Although Power Plate doesn’t claim to be a cardio workout, I find that I’ve hardly stopped moving throughout each class—and about 15 minutes into them, my body is covered in sweat. Plank is still difficult to maintain for a full 45 seconds, and Side Plank is even more challenging because it forces you to stabilize yourself with just one forearm. I feel like I’ve been getting the hang of working on the Plate, but my body is still sore after each and every class—though I no longer wobble home. As a way-buffer classmate puts it, “It gets easier, but it’s never easy.”

My whining aside, I can’t get over how energized I’ve been feeling throughout each day. It’s like someone put a caffeine drip in my arm. Even better, my body, especially my legs, arms and abs, has become noticeably more toned and taut. I just love the newfound (microscopic) cut in my biceps.

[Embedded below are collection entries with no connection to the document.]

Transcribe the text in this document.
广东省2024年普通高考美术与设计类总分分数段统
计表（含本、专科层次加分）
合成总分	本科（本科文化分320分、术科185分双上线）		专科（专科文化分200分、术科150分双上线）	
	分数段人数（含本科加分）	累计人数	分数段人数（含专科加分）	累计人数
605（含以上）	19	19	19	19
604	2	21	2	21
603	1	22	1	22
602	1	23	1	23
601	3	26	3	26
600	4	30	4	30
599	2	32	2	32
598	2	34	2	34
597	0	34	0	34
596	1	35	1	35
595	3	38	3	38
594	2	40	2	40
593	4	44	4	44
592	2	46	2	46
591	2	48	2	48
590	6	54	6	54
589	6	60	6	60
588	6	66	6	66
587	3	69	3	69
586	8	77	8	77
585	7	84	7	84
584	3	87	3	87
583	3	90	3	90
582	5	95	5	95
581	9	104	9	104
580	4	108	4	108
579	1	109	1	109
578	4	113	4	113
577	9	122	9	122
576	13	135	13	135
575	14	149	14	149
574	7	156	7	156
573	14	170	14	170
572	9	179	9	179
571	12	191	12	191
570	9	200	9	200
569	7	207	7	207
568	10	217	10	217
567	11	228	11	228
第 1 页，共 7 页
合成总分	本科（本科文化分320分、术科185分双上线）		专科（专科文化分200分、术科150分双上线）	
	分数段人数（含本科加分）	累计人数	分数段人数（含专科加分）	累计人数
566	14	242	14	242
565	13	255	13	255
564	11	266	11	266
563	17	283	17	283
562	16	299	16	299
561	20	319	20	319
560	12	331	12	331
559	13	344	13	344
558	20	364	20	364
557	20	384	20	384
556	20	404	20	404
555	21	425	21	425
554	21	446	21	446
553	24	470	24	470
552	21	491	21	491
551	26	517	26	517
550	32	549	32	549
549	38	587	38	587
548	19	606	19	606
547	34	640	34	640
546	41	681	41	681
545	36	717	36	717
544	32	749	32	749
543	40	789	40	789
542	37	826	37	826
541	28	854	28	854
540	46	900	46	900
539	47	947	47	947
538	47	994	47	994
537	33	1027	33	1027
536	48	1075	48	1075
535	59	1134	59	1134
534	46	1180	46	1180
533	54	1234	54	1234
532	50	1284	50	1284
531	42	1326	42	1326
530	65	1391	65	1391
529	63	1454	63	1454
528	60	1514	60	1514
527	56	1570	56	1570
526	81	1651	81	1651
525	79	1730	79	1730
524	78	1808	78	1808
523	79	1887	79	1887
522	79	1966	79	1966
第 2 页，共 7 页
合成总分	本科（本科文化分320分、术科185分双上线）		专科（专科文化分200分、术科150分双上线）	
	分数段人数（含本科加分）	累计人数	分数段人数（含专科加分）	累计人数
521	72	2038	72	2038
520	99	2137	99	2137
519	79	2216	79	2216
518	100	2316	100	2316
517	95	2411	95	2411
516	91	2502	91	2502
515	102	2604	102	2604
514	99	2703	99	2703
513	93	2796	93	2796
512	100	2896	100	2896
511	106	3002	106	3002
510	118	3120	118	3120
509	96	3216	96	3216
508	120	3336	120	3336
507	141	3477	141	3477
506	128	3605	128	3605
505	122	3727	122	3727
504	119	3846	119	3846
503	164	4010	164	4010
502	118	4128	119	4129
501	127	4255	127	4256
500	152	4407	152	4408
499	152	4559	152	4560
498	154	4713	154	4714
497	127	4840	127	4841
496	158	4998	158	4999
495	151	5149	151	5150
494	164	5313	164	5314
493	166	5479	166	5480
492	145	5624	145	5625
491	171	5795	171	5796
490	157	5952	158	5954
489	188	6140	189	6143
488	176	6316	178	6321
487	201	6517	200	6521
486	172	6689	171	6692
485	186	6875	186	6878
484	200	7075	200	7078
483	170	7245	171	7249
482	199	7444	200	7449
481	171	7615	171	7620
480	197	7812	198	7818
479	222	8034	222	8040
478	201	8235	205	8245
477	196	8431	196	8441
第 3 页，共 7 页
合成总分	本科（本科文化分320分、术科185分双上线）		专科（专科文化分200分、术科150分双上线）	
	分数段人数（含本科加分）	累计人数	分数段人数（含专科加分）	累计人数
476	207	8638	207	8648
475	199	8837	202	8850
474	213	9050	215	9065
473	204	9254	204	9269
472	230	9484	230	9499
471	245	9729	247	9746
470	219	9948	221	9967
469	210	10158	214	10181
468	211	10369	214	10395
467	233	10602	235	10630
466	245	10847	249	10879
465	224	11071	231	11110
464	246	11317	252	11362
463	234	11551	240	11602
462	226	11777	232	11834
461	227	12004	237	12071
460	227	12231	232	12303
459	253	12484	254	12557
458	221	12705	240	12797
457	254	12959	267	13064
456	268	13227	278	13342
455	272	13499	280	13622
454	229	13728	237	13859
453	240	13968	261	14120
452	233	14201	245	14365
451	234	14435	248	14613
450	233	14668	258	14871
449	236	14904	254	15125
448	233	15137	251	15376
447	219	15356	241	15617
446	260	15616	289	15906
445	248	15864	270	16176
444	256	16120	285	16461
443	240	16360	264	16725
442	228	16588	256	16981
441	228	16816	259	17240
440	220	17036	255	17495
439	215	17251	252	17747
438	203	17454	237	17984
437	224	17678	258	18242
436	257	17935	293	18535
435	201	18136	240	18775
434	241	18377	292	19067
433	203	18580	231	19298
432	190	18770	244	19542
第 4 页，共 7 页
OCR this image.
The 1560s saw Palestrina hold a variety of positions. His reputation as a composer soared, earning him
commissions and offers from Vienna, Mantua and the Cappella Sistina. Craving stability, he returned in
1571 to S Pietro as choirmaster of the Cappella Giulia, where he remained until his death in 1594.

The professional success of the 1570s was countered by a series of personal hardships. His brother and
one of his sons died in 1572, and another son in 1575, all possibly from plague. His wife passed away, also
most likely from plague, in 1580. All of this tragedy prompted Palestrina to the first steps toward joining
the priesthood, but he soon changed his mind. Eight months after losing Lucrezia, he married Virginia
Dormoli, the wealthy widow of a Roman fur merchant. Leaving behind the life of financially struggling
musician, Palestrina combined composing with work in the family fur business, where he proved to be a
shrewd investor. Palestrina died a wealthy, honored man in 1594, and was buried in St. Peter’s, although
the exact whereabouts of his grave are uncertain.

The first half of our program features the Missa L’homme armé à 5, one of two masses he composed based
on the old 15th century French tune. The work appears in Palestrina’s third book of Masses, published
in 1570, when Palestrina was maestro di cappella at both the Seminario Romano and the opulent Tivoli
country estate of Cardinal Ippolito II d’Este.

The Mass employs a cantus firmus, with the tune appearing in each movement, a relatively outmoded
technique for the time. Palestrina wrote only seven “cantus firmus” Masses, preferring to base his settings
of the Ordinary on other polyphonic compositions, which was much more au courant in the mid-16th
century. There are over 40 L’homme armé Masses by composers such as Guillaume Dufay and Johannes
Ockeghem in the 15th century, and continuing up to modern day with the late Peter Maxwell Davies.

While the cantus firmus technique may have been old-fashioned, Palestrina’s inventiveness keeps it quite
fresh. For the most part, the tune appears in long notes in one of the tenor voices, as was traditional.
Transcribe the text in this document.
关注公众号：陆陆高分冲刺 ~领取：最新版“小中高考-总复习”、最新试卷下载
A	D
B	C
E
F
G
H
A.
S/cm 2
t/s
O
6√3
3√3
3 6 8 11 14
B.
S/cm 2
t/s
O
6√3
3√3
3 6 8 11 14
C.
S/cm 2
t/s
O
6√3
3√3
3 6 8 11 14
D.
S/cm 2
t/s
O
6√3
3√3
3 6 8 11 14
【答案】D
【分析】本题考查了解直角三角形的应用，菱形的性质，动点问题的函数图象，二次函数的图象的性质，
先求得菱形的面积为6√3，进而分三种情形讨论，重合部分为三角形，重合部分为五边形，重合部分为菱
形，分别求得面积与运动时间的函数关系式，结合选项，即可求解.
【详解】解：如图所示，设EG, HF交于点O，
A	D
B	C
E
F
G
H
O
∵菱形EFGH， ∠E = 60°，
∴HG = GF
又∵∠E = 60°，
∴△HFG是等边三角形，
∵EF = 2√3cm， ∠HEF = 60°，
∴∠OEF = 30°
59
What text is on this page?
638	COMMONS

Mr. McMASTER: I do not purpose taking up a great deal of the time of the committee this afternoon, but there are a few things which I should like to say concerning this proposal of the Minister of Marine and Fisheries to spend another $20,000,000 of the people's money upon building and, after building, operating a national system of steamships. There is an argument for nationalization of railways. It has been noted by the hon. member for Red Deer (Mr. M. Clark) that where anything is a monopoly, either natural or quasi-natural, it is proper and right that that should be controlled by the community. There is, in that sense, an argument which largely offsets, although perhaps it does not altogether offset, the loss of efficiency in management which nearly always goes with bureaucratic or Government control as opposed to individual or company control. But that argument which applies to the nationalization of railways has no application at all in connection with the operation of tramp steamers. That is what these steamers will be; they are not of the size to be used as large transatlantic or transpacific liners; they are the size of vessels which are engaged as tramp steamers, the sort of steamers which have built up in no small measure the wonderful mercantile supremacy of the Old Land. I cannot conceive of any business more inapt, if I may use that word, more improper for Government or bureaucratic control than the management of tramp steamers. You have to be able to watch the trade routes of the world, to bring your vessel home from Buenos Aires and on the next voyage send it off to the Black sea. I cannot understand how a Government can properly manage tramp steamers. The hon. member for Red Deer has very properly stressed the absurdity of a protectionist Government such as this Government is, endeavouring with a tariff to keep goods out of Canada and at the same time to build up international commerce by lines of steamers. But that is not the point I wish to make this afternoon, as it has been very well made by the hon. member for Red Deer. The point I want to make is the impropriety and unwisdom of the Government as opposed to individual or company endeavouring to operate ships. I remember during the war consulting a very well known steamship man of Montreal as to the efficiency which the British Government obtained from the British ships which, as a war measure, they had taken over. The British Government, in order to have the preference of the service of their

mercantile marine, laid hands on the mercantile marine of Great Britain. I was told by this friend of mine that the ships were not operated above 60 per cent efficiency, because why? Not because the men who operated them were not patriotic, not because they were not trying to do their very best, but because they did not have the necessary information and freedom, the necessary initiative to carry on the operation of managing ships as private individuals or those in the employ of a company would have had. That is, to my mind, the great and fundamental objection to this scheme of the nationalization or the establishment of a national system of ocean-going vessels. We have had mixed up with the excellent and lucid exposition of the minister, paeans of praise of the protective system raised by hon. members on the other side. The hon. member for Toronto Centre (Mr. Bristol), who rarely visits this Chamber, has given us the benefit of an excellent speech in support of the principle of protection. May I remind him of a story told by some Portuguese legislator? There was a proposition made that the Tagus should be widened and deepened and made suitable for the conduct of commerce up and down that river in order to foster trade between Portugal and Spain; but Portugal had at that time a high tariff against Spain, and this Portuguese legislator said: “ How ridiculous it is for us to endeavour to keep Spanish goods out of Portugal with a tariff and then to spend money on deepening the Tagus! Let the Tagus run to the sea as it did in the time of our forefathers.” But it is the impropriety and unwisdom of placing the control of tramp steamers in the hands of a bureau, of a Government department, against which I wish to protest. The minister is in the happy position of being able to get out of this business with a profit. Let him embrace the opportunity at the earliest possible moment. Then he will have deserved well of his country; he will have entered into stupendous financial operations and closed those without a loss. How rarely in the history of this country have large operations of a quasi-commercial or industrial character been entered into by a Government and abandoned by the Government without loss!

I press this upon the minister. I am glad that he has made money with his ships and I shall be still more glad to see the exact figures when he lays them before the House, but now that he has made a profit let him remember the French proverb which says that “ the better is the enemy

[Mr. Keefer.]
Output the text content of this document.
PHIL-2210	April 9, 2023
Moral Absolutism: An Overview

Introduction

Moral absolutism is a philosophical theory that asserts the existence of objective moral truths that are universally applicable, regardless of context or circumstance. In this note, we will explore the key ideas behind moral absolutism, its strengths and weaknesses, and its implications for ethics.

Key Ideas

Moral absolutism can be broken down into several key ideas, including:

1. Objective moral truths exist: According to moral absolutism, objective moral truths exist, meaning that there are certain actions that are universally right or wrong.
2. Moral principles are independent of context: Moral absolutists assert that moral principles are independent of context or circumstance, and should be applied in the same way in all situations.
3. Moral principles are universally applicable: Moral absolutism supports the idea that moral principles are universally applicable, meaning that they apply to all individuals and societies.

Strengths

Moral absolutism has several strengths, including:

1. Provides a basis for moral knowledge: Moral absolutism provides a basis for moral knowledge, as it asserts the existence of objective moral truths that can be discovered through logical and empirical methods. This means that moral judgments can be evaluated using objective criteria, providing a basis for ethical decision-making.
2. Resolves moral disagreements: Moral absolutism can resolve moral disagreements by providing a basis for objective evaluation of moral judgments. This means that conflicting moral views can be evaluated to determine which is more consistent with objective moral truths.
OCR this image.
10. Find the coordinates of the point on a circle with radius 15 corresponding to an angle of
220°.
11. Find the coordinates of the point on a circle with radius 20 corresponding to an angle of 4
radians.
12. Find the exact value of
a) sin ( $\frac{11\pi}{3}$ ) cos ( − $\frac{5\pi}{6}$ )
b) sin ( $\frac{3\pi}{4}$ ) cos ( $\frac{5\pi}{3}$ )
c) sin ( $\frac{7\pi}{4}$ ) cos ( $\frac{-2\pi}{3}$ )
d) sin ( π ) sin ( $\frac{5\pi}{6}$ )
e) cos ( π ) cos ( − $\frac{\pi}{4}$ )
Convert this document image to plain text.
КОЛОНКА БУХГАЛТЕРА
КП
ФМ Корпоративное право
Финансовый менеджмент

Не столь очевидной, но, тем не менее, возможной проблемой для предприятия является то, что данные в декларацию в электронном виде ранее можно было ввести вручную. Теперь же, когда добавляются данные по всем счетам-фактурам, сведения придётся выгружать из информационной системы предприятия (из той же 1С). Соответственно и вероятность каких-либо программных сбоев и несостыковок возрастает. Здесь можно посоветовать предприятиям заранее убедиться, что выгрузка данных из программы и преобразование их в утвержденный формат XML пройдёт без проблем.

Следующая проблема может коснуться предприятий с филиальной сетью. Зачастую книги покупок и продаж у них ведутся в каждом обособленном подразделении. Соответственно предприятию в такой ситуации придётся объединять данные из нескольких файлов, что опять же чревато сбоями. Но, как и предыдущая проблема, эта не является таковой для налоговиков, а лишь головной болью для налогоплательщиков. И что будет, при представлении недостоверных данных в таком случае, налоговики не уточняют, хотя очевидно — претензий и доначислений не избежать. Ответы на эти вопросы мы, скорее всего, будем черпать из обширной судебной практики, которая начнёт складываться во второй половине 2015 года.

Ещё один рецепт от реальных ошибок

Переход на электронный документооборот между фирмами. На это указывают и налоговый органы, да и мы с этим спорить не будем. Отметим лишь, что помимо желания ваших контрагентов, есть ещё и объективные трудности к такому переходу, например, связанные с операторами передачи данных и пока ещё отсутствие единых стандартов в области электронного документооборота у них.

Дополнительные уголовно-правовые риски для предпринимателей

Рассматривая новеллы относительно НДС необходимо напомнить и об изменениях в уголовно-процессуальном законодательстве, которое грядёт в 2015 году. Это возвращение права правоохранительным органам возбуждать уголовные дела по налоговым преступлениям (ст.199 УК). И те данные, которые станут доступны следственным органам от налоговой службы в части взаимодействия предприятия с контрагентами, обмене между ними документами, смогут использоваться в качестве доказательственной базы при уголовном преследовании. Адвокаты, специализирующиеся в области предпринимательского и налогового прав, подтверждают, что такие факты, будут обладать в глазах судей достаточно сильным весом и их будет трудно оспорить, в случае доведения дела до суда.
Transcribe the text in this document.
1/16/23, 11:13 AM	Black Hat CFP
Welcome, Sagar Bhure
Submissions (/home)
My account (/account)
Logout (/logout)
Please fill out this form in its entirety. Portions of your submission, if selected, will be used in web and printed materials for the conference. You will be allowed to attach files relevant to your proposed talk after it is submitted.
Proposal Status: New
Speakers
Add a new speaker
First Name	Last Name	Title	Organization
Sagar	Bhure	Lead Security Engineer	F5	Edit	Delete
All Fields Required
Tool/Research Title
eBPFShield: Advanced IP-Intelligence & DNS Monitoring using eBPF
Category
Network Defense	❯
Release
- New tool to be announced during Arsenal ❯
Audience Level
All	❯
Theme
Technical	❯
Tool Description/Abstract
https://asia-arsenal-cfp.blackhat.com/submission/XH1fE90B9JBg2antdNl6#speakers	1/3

Here’s the coolest part about Power Plate: My Pilates instructor, Allison Black at True Pilates New York, is amazed at my progress since I’ve started “vibrating.” She says I’m more flexible and have more all-around strength. Which brings me to why you should try the Plate—it will do wonders for your practice. “Pilates and Power Plate are both about body awareness,” notes Barile. “Vibration training allows you to target specific areas and helps with your proprioception. It’s keen on making your body more conscious and subconsciously more aware.”

Jolene Dille, owner of Pacific Pilates in Palm Desert, CA, an authorized Power Plate training facility and dealership, has added three Power Paltes to her 2,000-square-foot studio…Five years ago Dille learned about the Plate after reading that none other than Madonna loved it and convinced a private client to purchase a machine. “Power Plate helps my clients discover what’s weak in terms of alignment,” says Dille. “It’s great for proprioception, balance, control, movement repatterning and myofascial release. It helps to close the gaps so you can start to feel and really connect. We use it a lot for movement prep and for cool down. If a client has a cramp, for example, we’ll do Bridging on the Power Plate.”

I just completed my month…and here’s my verdict: I’m obsessed with the Power Plate. I am amazed at how quickly I’ve built serious strength, and the cuts in my biceps are becoming visible. (Even my usually oblivious husband noticed them.) I can now easily hold Plank for 45 seconds and can even do some real push-ups—a first. I’ve made noticeable strides in my Pilates training: I have more control and flexibility than ever before.

Although weight loss doesn’t register on the scale, my clothes feel looser. Also, I recently had my (usually low) blood pressure taken, and my doc informed me that my blood is now pumping at an “athletic rate.”

I can’t wait to see what another four weeks will do for my body…Looking back, I can’t believe I wanted to bail after that first session. These days I look forward to each and every class. That’s the power of the Power Plate.